Eye Movement Desensitisation and Reprocessing (EMDR)


What is EMDR?

The mind can heal naturally in the same way as the body does. The body has a natural psychological healing process which helps to deal with day-to-day stresses and minor traumas. This process helps reduce discomfort and enables us to assimilate, learn and grow from new experiences. Much of this natural coping mechanism has been found to occur during sleep, particularly during that period of sleep when we experience rapid eye movement (REM).

In 1987, Francine Shapiro used this insight to develop Eye Movement Desensitisation and Reprocessing (EMDR), initially as a treatment for Post-traumatic Stress Disorder (PTSD). Since then, EMDR has evolved into a highly effective therapeutic technique for a wide range of problems.

What happens when you are traumatised?

Most of the time your body routinely manages new information and experiences. However, when something out of the ordinary occurs and you are traumatised by an overwhelming event (e.g. a car accident) or by being repeatedly subjected to distress (e.g. childhood neglect), your natural coping mechanism can become overloaded. This overloading can result in disturbing experiences remaining frozen in your brain or being “unprocessed”.
Such unprocessed memories and feelings are stored in the brain in a “raw” form and they can be continually re-stimulated when you experience events similar to the difficult experiences you have been through. Often the memory itself is long forgotten, but the painful feelings such as anxiety, panic, anger or despair are continually triggered in the present. Your ability to live in the present and learn from new experiences can therefore become inhibited.
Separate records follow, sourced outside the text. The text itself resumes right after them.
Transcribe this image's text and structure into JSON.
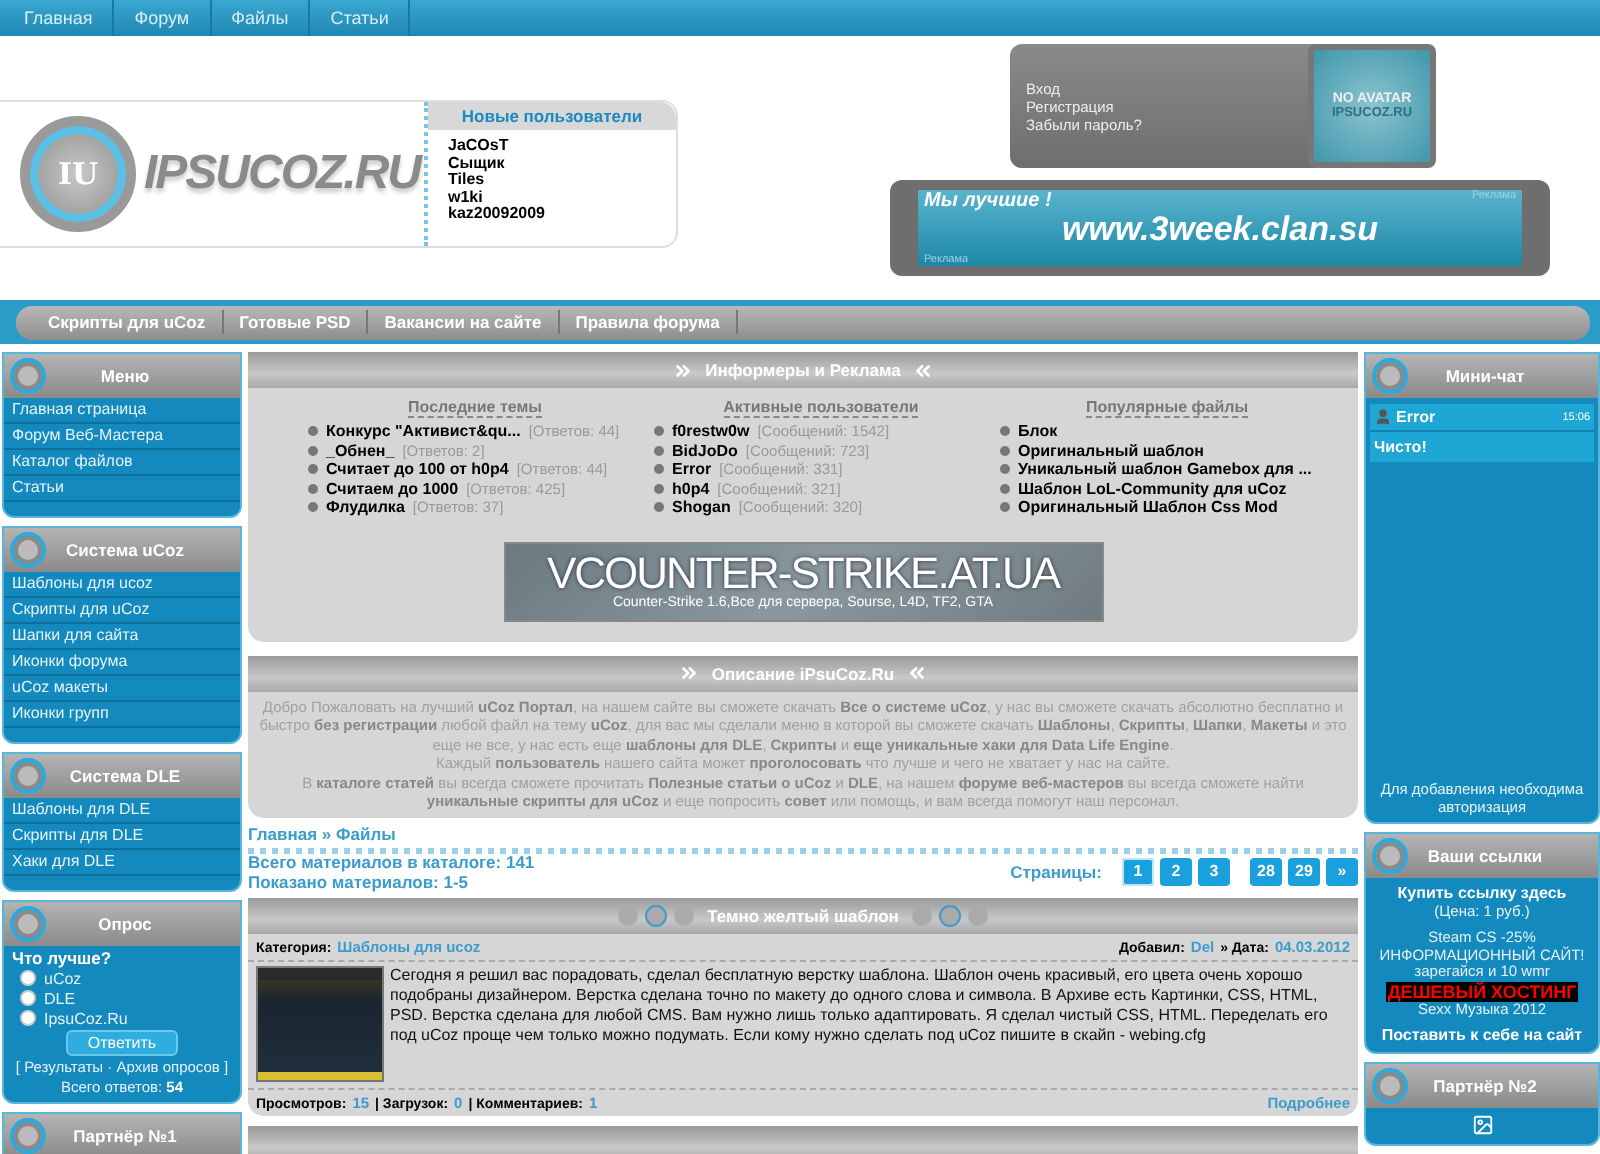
{
  "top_nav": [
    {
      "label": "Главная"
    },
    {
      "label": "Форум"
    },
    {
      "label": "Файлы"
    },
    {
      "label": "Статьи"
    }
  ],
  "logo": {
    "badge": "IU",
    "text": "IPSUCOZ.RU"
  },
  "new_users": {
    "title": "Новые пользователи",
    "users": [
      "JaCOsT",
      "Сыщик",
      "Tiles",
      "w1ki",
      "kaz20092009"
    ]
  },
  "login": {
    "links": [
      "Вход",
      "Регистрация",
      "Забыли пароль?"
    ],
    "avatar": {
      "title": "NO AVATAR",
      "subtitle": "IPSUCOZ.RU"
    }
  },
  "ad_banner": {
    "slogan": "Мы лучшие !",
    "url": "www.3week.clan.su",
    "label_top": "Реклама",
    "label_bottom": "Реклама"
  },
  "sub_nav": [
    {
      "label": "Скрипты для uCoz"
    },
    {
      "label": "Готовые PSD"
    },
    {
      "label": "Вакансии на сайте"
    },
    {
      "label": "Правила форума"
    }
  ],
  "left_blocks": [
    {
      "kind": "menu",
      "title": "Меню",
      "items": [
        "Главная страница",
        "Форум Веб-Мастера",
        "Каталог файлов",
        "Статьи"
      ]
    },
    {
      "kind": "menu",
      "title": "Система uCoz",
      "items": [
        "Шаблоны для ucoz",
        "Скрипты для uCoz",
        "Шапки для сайта",
        "Иконки форума",
        "uCoz макеты",
        "Иконки групп"
      ]
    },
    {
      "kind": "menu",
      "title": "Система DLE",
      "items": [
        "Шаблоны для DLE",
        "Скрипты для DLE",
        "Хаки для DLE"
      ]
    },
    {
      "kind": "poll",
      "title": "Опрос",
      "question": "Что лучше?",
      "options": [
        {
          "label": "uCoz",
          "selected": false
        },
        {
          "label": "DLE",
          "selected": false
        },
        {
          "label": "IpsuCoz.Ru",
          "selected": false
        }
      ],
      "button": "Ответить",
      "links": "[ Результаты · Архив опросов ]",
      "total": "Всего ответов: **54**"
    },
    {
      "kind": "header",
      "title": "Партнёр №1"
    }
  ],
  "informers": {
    "title": "Информеры и Реклама",
    "columns": [
      {
        "title": "Последние темы",
        "items": [
          {
            "name": "Конкурс \"Активист&qu...",
            "note": "[Ответов: 44]"
          },
          {
            "name": "_Обнен_",
            "note": "[Ответов: 2]"
          },
          {
            "name": "Считает до 100 от h0p4",
            "note": "[Ответов: 44]"
          },
          {
            "name": "Считаем до 1000",
            "note": "[Ответов: 425]"
          },
          {
            "name": "Флудилка",
            "note": "[Ответов: 37]"
          }
        ]
      },
      {
        "title": "Активные пользователи",
        "items": [
          {
            "name": "f0restw0w",
            "note": "[Сообщений: 1542]"
          },
          {
            "name": "BidJoDo",
            "note": "[Сообщений: 723]"
          },
          {
            "name": "Error",
            "note": "[Сообщений: 331]"
          },
          {
            "name": "h0p4",
            "note": "[Сообщений: 321]"
          },
          {
            "name": "Shogan",
            "note": "[Сообщений: 320]"
          }
        ]
      },
      {
        "title": "Популярные файлы",
        "items": [
          {
            "name": "Блок"
          },
          {
            "name": "Оригинальный шаблон"
          },
          {
            "name": "Уникальный шаблон Gamebox для ..."
          },
          {
            "name": "Шаблон LoL-Community для uCoz"
          },
          {
            "name": "Оригинальный Шаблон Css Mod"
          }
        ]
      }
    ],
    "banner": {
      "title": "VCOUNTER-STRIKE.AT.UA",
      "caption": "Counter-Strike 1.6,Все для сервера, Sourse, L4D, TF2, GTA"
    }
  },
  "description": {
    "title": "Описание iPsuCoz.Ru",
    "paragraphs": [
      "Добро Пожаловать на лучший **uCoz Портал**, на нашем сайте вы сможете скачать **Все о системе uCoz**, у нас вы сможете скачать абсолютно бесплатно и быстро **без регистрации** любой файл на тему **uCoz**, для вас мы сделали меню в которой вы сможете скачать **Шаблоны**, **Скрипты**, **Шапки**, **Макеты** и это еще не все, у нас есть еще **шаблоны для DLE**, **Скрипты** и **еще уникальные хаки для Data Life Engine**.",
      "Каждый **пользователь** нашего сайта может **проголосовать** что лучше и чего не хватает у нас на сайте.",
      "В **каталоге статей** вы всегда сможете прочитать **Полезные статьи о uCoz** и **DLE**, на нашем **форуме веб-мастеров** вы всегда сможете найти **уникальные скрипты для uCoz** и еще попросить **совет** или помощь, и вам всегда помогут наш персонал."
    ]
  },
  "breadcrumb": "Главная » Файлы",
  "catalog": {
    "total": "Всего материалов в каталоге: 141",
    "shown": "Показано материалов: 1-5"
  },
  "pager": {
    "label": "Страницы:",
    "page_groups": [
      [
        {
          "label": "1",
          "selected": true
        },
        {
          "label": "2",
          "selected": false
        },
        {
          "label": "3",
          "selected": false
        }
      ],
      [
        {
          "label": "28",
          "selected": false
        },
        {
          "label": "29",
          "selected": false
        },
        {
          "label": "»",
          "selected": false
        }
      ]
    ]
  },
  "entry": {
    "title": "Темно желтый шаблон",
    "category_label": "Категория:",
    "category": "Шаблоны для ucoz",
    "meta": [
      {
        "label": "Добавил:",
        "value": "Del"
      },
      {
        "label": "» Дата:",
        "value": "04.03.2012"
      }
    ],
    "text": "Сегодня я решил вас порадовать, сделал бесплатную верстку шаблона. Шаблон очень красивый, его цвета очень хорошо подобраны дизайнером. Верстка сделана точно по макету до одного слова и символа. В Архиве есть Картинки, CSS, HTML, PSD. Верстка сделана для любой CMS. Вам нужно лишь только адаптировать. Я сделал чистый CSS, HTML. Переделать его под uCoz проще чем только можно подумать. Если кому нужно сделать под uCoz пишите в скайп - webing.cfg",
    "stats": [
      {
        "label": "Просмотров:",
        "value": "15"
      },
      {
        "label": "| Загрузок:",
        "value": "0"
      },
      {
        "label": "| Комментариев:",
        "value": "1"
      }
    ],
    "more": "Подробнее"
  },
  "chat": {
    "title": "Мини-чат",
    "messages": [
      {
        "author": "Error",
        "time": "15:06",
        "text": "Чисто!"
      }
    ],
    "footer": "Для добавления необходима авторизация"
  },
  "links_block": {
    "title": "Ваши ссылки",
    "buy": "Купить ссылку здесь",
    "price": "(Цена: 1 руб.)",
    "links": [
      {
        "text": "Steam CS -25%",
        "kind": "plain"
      },
      {
        "text": "ИНФОРМАЦИОННЫЙ САЙТ!",
        "kind": "plain"
      },
      {
        "text": "зарегайся и 10 wmr",
        "kind": "plain"
      },
      {
        "text": "ДЕШЕВЫЙ ХОСТИНГ",
        "kind": "highlight"
      },
      {
        "text": "Sexx Музыка 2012",
        "kind": "plain"
      }
    ],
    "footer": "Поставить к себе на сайт"
  },
  "partner2": {
    "title": "Партнёр №2"
  }
}
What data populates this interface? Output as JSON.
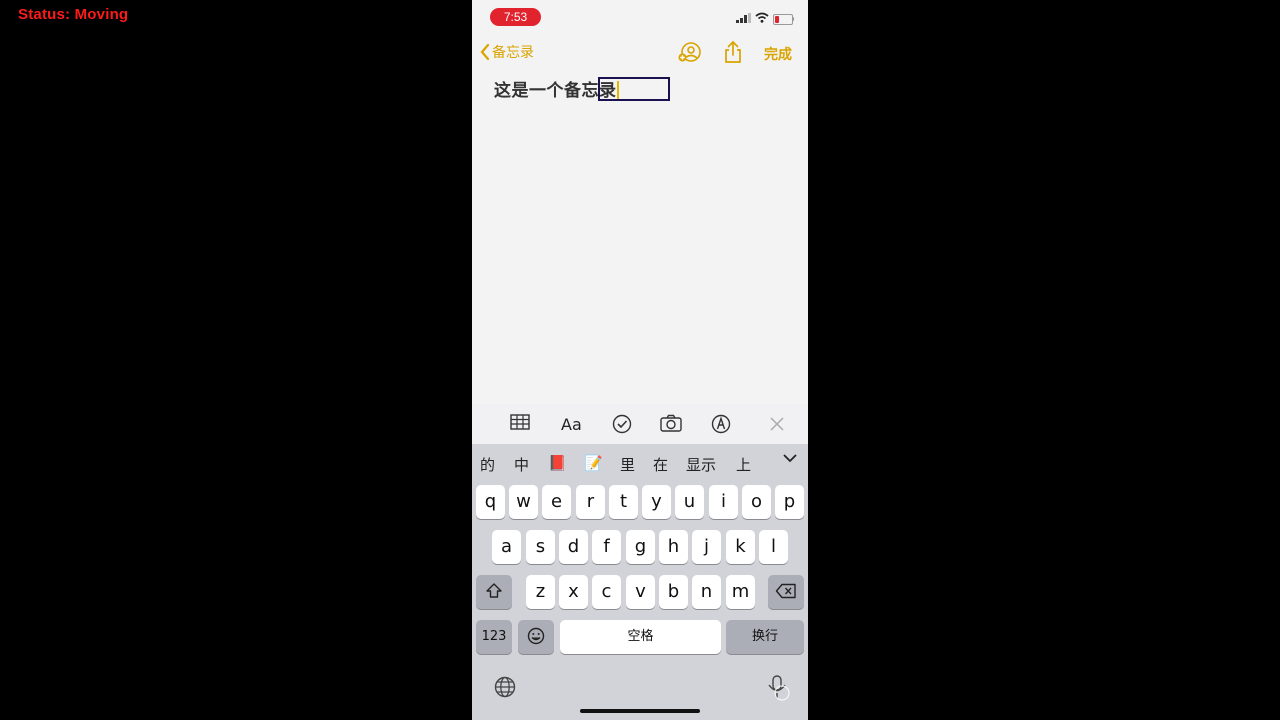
{
  "overlay": {
    "status": "Status: Moving"
  },
  "statusbar": {
    "time": "7:53"
  },
  "nav": {
    "back_label": "备忘录",
    "done_label": "完成"
  },
  "note": {
    "text": "这是一个备忘录"
  },
  "toolbar": {
    "format_label": "Aa"
  },
  "candidates": [
    "的",
    "中",
    "📕",
    "📝",
    "里",
    "在",
    "显示",
    "上"
  ],
  "keyboard": {
    "row1": [
      "q",
      "w",
      "e",
      "r",
      "t",
      "y",
      "u",
      "i",
      "o",
      "p"
    ],
    "row2": [
      "a",
      "s",
      "d",
      "f",
      "g",
      "h",
      "j",
      "k",
      "l"
    ],
    "row3": [
      "z",
      "x",
      "c",
      "v",
      "b",
      "n",
      "m"
    ],
    "numbers_label": "123",
    "space_label": "空格",
    "return_label": "换行"
  },
  "colors": {
    "accent": "#d9a400",
    "time_pill": "#e0232d",
    "overlay_text": "#ff1a1a"
  }
}
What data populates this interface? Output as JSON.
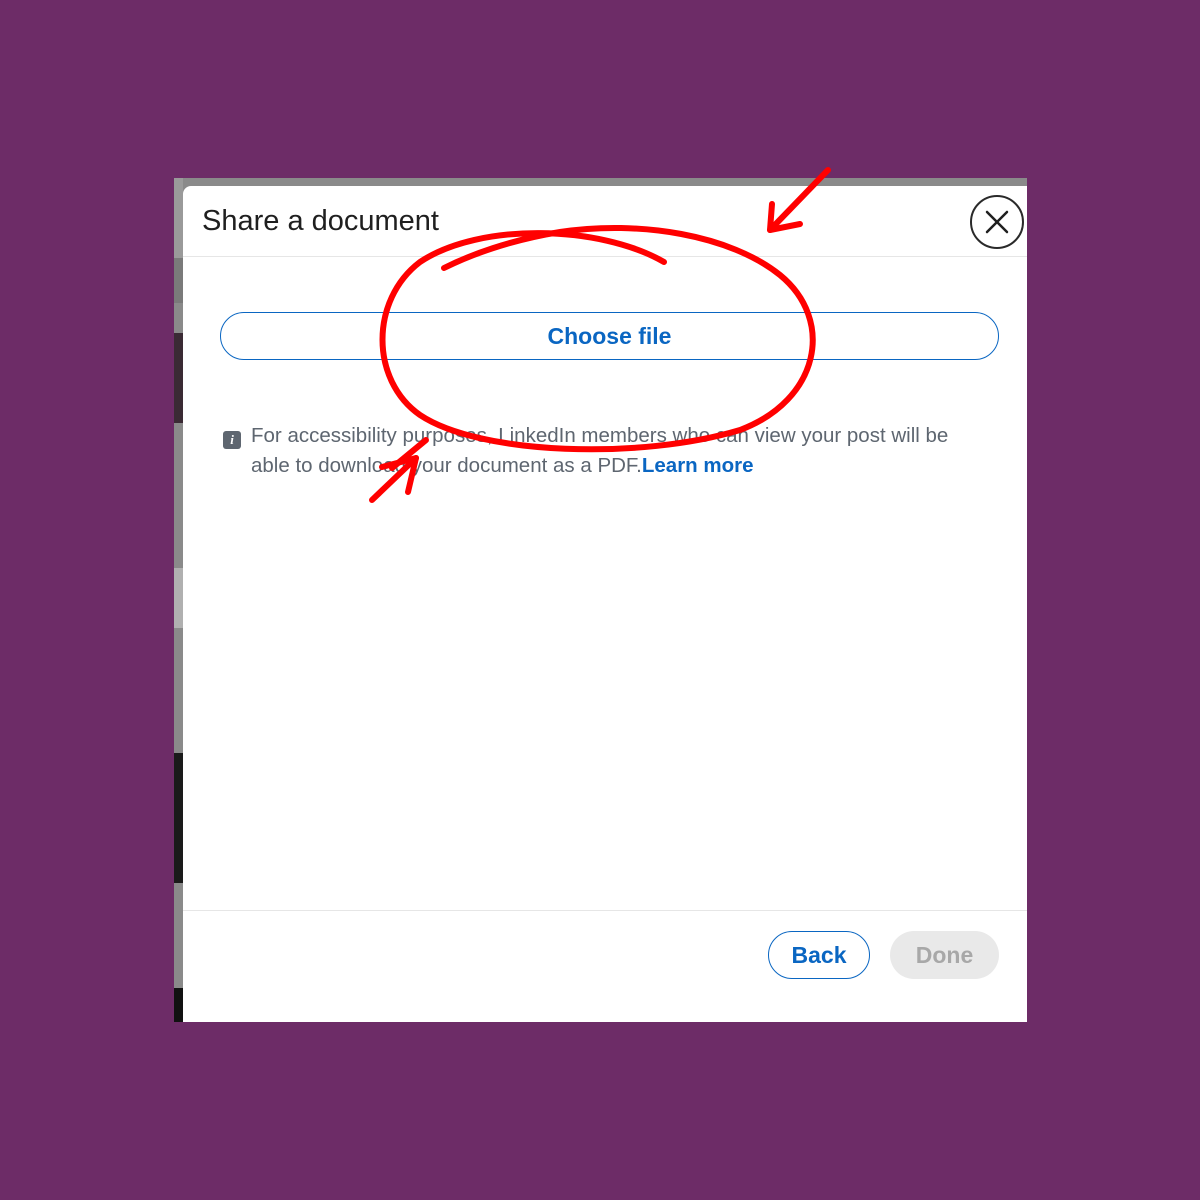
{
  "modal": {
    "title": "Share a document",
    "close_icon": "close-icon",
    "choose_file_label": "Choose file",
    "info_icon": "info-icon",
    "info_text": "For accessibility purposes, LinkedIn members who can view your post will be able to download your document as a PDF.",
    "learn_more_label": "Learn more"
  },
  "footer": {
    "back_label": "Back",
    "done_label": "Done",
    "done_disabled": true
  },
  "annotations": {
    "color": "#ff0000",
    "marks": [
      "red-ellipse-around-choose-file",
      "arrow-top-right",
      "arrow-bottom-left"
    ]
  },
  "colors": {
    "background": "#6d2c67",
    "accent": "#0a66c2"
  }
}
What is an EMDR session like?

EMDR utilises the natural healing ability of your body. After a thorough assessment, you will be asked specific questions about a particular disturbing memory. Eye movements, similar to those during REM sleep, will be recreated simply by asking you to watch either the therapist’s finger or a bar of moving lights moving backwards and forwards across your visual field. The movements will last for a short while and then stop. You will then be asked to report back on the experiences you have had during each of these sets of eye movements. Experiences during a session may include changes in thoughts, images and feelings. With repeated sets of eye movements, the memory tends to change in such a way that it loses its painful intensity and simply becomes a neutral memory of an event in the past. Other associated memories may also heal at the same time. This linking of related memories can lead to a dramatic and rapid improvement in many aspects of your life.

How long does treatment take?

EMDR can be brief focused treatment or part of a longer psychotherapy programme. EMDR sessions can be for 60 to 90 minutes.

Will I remain in control and empowered?

During EMDR treatment, you will remain in control, fully alert and wide-awake. This is not a form of hypnosis and you can stop the process at any time. Throughout the session, the therapist will support and facilitate your own self-healing and intervene as little as possible. Reprocessing usually happens spontaneously, and new connections and insights are felt to arise quite naturally from within. As a result, most people experience EMDR as being a natural and very empowering therapy.

What can EMDR be used for?

In addition to its use for the treatment of Post-traumatic Stress Disorder, EMDR has been successfully used to treat:
– anxiety and panic attacks
– depression
– stress
– phobias
– sleep problems
– complicated grief

Can anyone benefit from EMDR?

EMDR can accelerate therapy by resolving the impact of your past traumas and allowing you to live more fully in the present. It is not, however, appropriate for everyone. The process is rapid, and any disturbing experiences, if they occur at all, last for a comparatively short period of time. Nevertheless, you need to be aware of, and willing to experience, the strong feelings and disturbing thoughts, which sometimes occur during sessions.


Closeup portrait of an attractive young woman posing

What benefits can result from a successful treatment?

Following a successful completion of EMDR therapy you can expect to enjoy the following benefits:

·         It helps us alter our negative (limiting) self-beliefs to positive beliefs.

·         It is a powerful tool for Self-Improvement.

·         EMDR can help us heal emotionally, guiding us to find our best selves, and live happier, healthier lives.

·         It condenses years of therapy into months.